Joardar et al. have reported that the presence of 30 mol% of PE in PC membranes drives the membrane fusion reaction by circumventing the classical stalk model of fusion [40]. This is solely due to the intrinsic negative curvature of PE that aids the fusion in such a way that the pore opens much earlier in the fusion process. The experimental results support the prediction of the Kasson group from molecular dynamics simulation [41]. It was also shown that the presence of 5–10 mol% oleic acid inhibits fusion due to its intrinsic positive curvature, enhanced hydrophobic tail ordering, and reduction of water penetration into the hydrophobic region [40]. It has been established that water percolation at the acyl chain region of the membrane reduces the activation barrier for fusion [42, 43].

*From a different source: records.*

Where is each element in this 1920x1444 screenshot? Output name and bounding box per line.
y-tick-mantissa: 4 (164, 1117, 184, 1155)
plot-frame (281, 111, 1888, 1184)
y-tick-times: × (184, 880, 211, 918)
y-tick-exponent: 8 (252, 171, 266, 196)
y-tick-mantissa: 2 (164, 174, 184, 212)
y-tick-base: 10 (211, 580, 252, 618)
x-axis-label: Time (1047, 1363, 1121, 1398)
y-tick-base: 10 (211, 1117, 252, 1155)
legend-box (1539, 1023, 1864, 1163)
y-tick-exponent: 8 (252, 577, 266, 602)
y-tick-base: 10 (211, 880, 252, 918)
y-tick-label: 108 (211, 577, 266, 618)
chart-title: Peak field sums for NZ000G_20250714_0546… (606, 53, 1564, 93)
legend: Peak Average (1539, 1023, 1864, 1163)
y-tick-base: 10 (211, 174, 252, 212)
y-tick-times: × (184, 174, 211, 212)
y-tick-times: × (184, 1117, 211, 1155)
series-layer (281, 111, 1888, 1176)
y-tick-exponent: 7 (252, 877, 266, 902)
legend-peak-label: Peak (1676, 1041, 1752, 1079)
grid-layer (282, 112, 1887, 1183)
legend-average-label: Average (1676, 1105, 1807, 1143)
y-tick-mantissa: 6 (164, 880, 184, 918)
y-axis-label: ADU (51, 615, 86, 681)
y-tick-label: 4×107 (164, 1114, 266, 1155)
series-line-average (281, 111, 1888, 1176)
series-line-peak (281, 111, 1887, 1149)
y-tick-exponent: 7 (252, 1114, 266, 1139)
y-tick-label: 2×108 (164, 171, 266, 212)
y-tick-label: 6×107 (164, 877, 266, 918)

Membrane lipids further modulate the lipid–protein interaction (extrinsic pathway) and alter the fusion process. PS and PIP facilitate the reorganization of fusion proteins and their domains by recruiting the synaptic fusion machinery components [32, 44]. Membrane cholesterol further affects SNARE-mediated membrane fusion by reducing exocytosis in the presence of a lower concentration of membrane cholesterol [45, 46]. Cholesterol is also known to modify the physical characteristics of the membrane and their interaction with fusion proteins (SNAREs) that control the development of cholesterol-dependent domains (raft-like domains) at the fusion sites [47, 48]. Not only in SNARE-mediated fusion, membrane cholesterol also regulates viral infections by impacting the fusion between virus and host cell membranes. It has been demonstrated that higher cholesterol content facilitates entry of influenza by reducing the energy required to generate the hemifusion stalk [49, 50]. Increasing the amount of cholesterol in the membrane increases the likelihood of complete fusion events, for example, virus-like particles with low cholesterol levels exhibit limited cell entry [51]. Cholesterol is further implicated in inducing oligomerization of fusion peptides to assume the fusogenic conformation for the N-terminal fusion peptide of SARS-CoV [52, 53]. Lower membrane cholesterol reduces the pathological syncytia formation for SARS-CoV-2 [54]. Interestingly, an internal fusion peptide of S-glycoprotein of SARS-CoV-2 promotes greater hemifusion formation in cholesterol-rich membranes [55].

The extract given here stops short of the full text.